But dealing with illness and loss doesn’t work like that. I went through it in my own time, and by the end of high school I was a completely different person. In college, look out. It was like a cage was opened and out I flew.

But it left its scars. I make quilts for illness rather than offer words, because I honestly just can’t talk about such things.  I strategize how I would cope if someone close to me vanished tomorrow, because I cannot bear the thought of being caught by surprise and out of control with grief.

Which is all leading up to say, Good Lord do I love this book. And it’s taken me ages to write about it. I finished this book  in December, but every time I sat down to write about it I stopped. Even though everyone was talking about this book at the time, and I was really hoping it would get some Newbery attention (despite some questions of its eligibility), I couldn’t join the conversation. For me it was the kind of reading experience that I wanted to keep to myself, to protect from overanalysis and overthinking. I loved it so much that I wanted my thoughts about it to just stay mine for a little while.

This is the kind of smart, chilling, honest writing for children that treats their inner lives with respect and acknowledges their intelligence. There are a lot of writers who achieve this masterfully and plenty who do not. But what Patrick Ness accomplishes here, working from an idea started by Siobhan Dowd before her untimely death, is just breathtaking. And scary. Boy, is this book scary.

Conor is 13 and carrying the weight of the world on his shoulders.
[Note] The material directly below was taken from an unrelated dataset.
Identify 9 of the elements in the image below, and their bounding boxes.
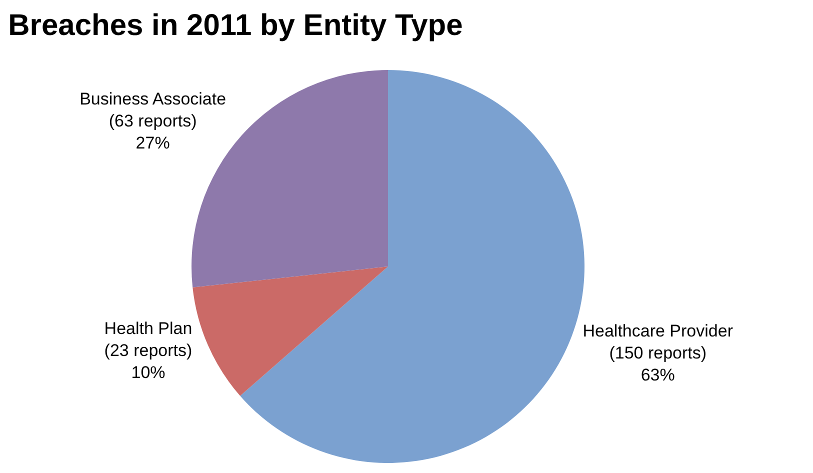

His father has remarried and moved to America with his new family. His grandmother isn’t very grandmotherly, and the two of them never seem to see eye to eye. The school bully has taken a special and particularly brutal interest in him. His mother’s illness has returned, launching the two of them back into a tumultuous schedule of treatments and sickness. And he is having the same horrific nightmare each and every night.

So when the Monster calls at his bedroom window, Conor is just too exhausted to be frightened. It’s not the monster he was expecting from his nightmares, and since he has dreamt some truly frightening things, the wild monster yew tree is more of an inconvenience than anything. He cannot bring himself to care about this monster and its demands, but the ancient creature will not leave him alone. It wants to tell him 3 stories, and after that Conor must tell the tree about his nightmare to truly be free of the monster.

Beautiful, haunting, and spot-on about the guilt and grief of loss at a young age. I related absolutely to the authenticity of Conor’s experience, and his catharsis at the end was masterfully handled. The illustrations by Jim Kay are perfection, and Jason Isaacs’ narration of the audio book is one of the best I’ve heard in recent years. Be warned that this is not for the youngest of kids. But it is powerful and important. This was the kind of book that was so absorbing I listened to it and read it; I needed to experience it in every way possible. No matter what won the Newbery, this was the best children’s book of the year.